Low-Temperature Approach to High-Yield and Reproducible Syntheses of High-Quality Small-Sized PbSe Colloidal Nanocrystals for Photovoltaic Applications
Author(s) -
Jianying Ouyang,
Carl C. L. Schuurmans,
Yanguang Zhang,
Robbert A. L. Nagelkerke,
Xiaohua Wu,
David Kingston,
Zhi Yuan Wang,
Diana Wilkinson,
Chunsheng Li,
Donald M. Leek,
Ye Tao,
Kui Yu
Publication year - 2011
Publication title -
acs applied materials and interfaces
Language(s) - English
Resource type - Journals
SCImago Journal Rank - 2.535
H-Index - 228
eISSN - 1944-8252
pISSN - 1944-8244
DOI - 10.1021/am101129m
Subject(s) - materials science , nucleation , yield (engineering) , nanocrystal , quantum yield , monomer , nanotechnology , photovoltaic system , quantum dot , band gap , chemical engineering , optoelectronics , polymer , chemistry , optics , organic chemistry , ecology , physics , engineering , metallurgy , composite material , fluorescence , biology
Small-sized PbSe nanocrystals (NCs) were synthesized at low temperature such as 50-80 °C with high reaction yield (up to 100%), high quality, and high synthetic reproducibility, via a noninjection-based one-pot approach. These small-sized PbSe NCs with their first excitonic absorption in wavelength shorter than 1200 nm (corresponding to size < ∼3.7 nm) were developed for photovoltaic applications requiring a large quantity of materials. These colloidal PbSe NCs, also called quantum dots, are high-quality, in terms of narrow size distribution with a typical standard deviation of ∼7-9%, excellent optical properties with high quantum yield of ∼50-90% and small full width at half-maximum of ∼130-150 nm of their band-gap photoemission peaks, and high storage stability. Our synthetic design aimed at promotion of the formation of PbSe monomers for fast and sizable nucleation with the presence of a large number of nuclei at low temperature. For formation of the PbSe monomer, our low-temperature approach suggests the existence of two pathways of Pb-Se (route a) and Pb-P (route b) complexes. Either pathway may dominate, depending on the method used and its experimental conditions. Experimentally, a reducing/nucleation agent, diphenylphosphine, was added to enhance route b. The present study addresses two challenging issues in the NC community, the monomer formation mechanism and the reproducible syntheses of small-sized NCs with high yield and high quality and large-scale capability, bringing insight to the fundamental understanding of optimization of the NC yield and quality via control of the precursor complex reactivity and thus nucleation/growth.
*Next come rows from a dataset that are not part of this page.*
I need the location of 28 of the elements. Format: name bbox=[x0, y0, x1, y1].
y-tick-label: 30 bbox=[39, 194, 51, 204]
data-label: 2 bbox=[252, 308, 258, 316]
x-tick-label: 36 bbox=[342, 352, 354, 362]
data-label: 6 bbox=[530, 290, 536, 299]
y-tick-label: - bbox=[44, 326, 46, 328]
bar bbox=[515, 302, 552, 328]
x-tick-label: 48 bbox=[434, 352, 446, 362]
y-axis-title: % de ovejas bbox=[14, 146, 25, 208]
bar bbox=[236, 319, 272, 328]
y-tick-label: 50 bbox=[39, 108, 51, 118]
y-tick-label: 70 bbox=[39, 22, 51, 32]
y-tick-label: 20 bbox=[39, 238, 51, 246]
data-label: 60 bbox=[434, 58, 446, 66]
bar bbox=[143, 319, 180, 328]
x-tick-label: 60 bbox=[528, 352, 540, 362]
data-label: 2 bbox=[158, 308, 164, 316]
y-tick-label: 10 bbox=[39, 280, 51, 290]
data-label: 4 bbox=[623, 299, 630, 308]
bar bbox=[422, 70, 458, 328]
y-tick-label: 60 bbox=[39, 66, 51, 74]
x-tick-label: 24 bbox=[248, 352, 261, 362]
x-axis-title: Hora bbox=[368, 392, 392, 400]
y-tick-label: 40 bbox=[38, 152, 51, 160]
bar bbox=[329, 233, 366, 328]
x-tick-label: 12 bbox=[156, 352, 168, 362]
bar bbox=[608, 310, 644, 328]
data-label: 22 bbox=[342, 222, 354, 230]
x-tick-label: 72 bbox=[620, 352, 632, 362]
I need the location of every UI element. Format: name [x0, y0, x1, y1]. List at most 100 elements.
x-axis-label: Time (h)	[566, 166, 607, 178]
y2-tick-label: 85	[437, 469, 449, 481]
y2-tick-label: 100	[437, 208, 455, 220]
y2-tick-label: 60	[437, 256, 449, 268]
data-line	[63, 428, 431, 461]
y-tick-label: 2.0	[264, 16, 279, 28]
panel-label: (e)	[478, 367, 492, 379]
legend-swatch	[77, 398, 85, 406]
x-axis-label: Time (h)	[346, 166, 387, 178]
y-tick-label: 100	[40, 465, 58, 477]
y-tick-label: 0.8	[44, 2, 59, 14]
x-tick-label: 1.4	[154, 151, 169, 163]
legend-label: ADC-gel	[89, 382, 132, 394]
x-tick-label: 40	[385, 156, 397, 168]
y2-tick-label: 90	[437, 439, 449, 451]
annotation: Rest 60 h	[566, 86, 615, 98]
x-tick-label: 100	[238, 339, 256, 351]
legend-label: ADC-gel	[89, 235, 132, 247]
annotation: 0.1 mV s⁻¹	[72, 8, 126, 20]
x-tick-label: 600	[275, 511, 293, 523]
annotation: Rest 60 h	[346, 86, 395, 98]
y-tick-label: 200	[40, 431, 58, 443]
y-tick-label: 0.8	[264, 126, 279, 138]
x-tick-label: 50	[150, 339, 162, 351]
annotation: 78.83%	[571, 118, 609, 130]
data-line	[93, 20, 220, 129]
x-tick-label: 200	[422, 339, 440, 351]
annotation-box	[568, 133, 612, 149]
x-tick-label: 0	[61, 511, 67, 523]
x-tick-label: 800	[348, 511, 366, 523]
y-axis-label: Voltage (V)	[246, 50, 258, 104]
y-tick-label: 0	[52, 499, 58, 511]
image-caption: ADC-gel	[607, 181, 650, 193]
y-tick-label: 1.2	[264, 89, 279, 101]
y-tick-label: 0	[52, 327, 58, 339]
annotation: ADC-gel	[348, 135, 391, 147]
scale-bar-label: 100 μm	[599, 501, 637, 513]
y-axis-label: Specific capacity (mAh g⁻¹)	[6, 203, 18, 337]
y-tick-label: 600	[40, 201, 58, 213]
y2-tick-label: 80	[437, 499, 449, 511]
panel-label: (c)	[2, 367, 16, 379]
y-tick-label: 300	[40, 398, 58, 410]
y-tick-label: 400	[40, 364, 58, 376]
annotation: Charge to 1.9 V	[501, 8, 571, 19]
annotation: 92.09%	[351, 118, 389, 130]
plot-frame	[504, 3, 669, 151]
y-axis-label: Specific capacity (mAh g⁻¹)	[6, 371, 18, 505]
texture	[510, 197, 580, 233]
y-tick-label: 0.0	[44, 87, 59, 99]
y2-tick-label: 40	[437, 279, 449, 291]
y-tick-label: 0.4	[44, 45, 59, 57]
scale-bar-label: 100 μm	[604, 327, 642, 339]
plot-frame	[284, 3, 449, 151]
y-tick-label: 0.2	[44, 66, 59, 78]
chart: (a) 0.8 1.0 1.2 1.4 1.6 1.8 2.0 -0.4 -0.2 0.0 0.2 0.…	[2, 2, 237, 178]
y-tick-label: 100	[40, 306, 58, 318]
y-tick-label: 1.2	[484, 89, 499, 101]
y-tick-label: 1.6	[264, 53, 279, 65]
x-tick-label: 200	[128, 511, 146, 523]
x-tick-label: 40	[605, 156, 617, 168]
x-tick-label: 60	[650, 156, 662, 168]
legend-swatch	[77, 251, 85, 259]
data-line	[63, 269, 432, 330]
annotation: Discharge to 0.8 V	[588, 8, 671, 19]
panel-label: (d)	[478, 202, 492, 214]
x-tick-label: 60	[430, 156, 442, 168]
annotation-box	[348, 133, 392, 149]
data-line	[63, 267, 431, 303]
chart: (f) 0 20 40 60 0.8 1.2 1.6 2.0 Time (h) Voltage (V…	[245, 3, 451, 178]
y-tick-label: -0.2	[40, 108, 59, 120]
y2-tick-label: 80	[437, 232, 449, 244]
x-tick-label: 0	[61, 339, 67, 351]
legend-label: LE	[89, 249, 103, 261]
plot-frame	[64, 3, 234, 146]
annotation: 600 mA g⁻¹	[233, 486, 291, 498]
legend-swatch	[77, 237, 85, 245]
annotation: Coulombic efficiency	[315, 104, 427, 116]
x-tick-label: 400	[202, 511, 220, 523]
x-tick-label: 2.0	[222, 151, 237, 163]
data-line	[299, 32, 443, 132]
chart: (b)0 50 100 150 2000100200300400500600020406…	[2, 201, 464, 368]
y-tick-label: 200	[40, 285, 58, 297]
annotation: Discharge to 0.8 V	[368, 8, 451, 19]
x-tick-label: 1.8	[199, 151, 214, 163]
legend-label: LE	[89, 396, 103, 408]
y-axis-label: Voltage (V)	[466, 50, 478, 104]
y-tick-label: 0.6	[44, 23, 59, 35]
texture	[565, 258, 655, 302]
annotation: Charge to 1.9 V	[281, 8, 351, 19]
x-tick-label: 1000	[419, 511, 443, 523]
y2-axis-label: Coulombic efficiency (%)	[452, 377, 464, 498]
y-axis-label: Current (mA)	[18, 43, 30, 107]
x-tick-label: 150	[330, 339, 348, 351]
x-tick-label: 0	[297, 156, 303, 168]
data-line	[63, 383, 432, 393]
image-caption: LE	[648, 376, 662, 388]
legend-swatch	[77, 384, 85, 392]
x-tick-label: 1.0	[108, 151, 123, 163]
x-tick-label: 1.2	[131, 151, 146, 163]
Such advances in colloidal science should, in turn, promote the development of next-generation low-cost and high-efficiency solar cells. Schottky-type solar cells using our PbSe NCs as the active material have achieved the highest power conversion efficiency of 2.82%, in comparison with the same type of solar cells using other PbSe NCs, under Air Mass 1.5 global (AM 1.5G) irradiation of 100 mW/cm(2).